In short, the work begun at MSKCC focused on describing how induction of senescence in tumor cells alters the molecular programs that mediate communication between the tumor and the immune system. “To date, most studies have focused on the ability of senescent cells to “send” inflammatory signals to their environment. Our work shows that this communication is bidirectional, demonstrating that senescence increases the ability of cells to “receive” signals from their environment. “Activate key pathways for their recognition and destruction by cytotoxic T cells,” explains Dr. Alonso-Curbelo.

This work shows that the ability to “receive” signals from the environment, increased by the induction of senescence, enhances the anti-tumor effect of signals such as interferon, makes tumor cells more visible to the immune system, and reactivates anti-tumor immunity in liver cancer models.

Other age-related diseases and those in which senescent cells predominate, such as atherosclerosis, could also benefit from potential senescent cell vaccines. In this context, the scientists at IRB Barcelona also report that senescent cells can be incorrectly recognized by immune cells as foreign cells. These results are consistent with those of other researchers working on cells exposed to stress, which can also be mistaken for foreign cells.

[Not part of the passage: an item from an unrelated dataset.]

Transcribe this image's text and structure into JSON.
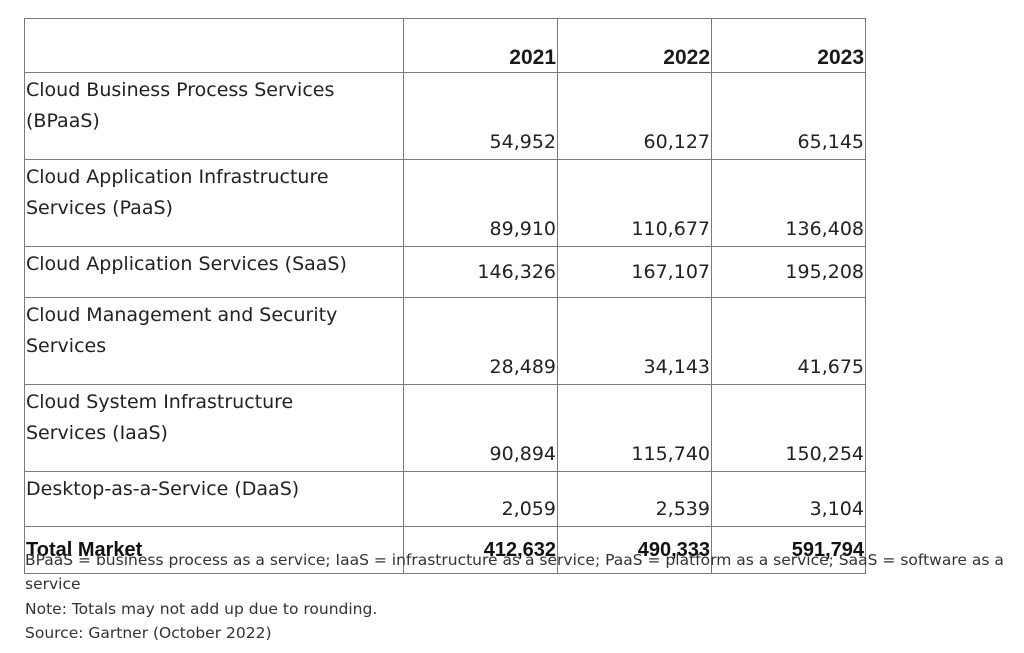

The study, led by the IRB Barcelona, ​​was carried out in collaboration with the laboratories led by Dr. Maria Abad and Dr. Alena Gros at the Vall d’Hebron Institute of Oncology (VHIO) in Barcelona and Dr. Etienne Caron conducted at the CHU Sainte-Justine Research Center in Canada. In addition, the Department of Biostatistics and Bioinformatics under the direction of Dr. Camille Stephan-Otto Attolini and the central facility for histopathology under the direction of Dr. Neus Prats, both at IRB Barcelona.

Source:

Institute for Biomedical Research – IRB

Reference:

Marin, M., et al. (2022) Cellular senescence is immunogenic and promotes anti-tumor immunity. Cancer discovery. doi.org/10.1158/2159-8290.CD-22-0523.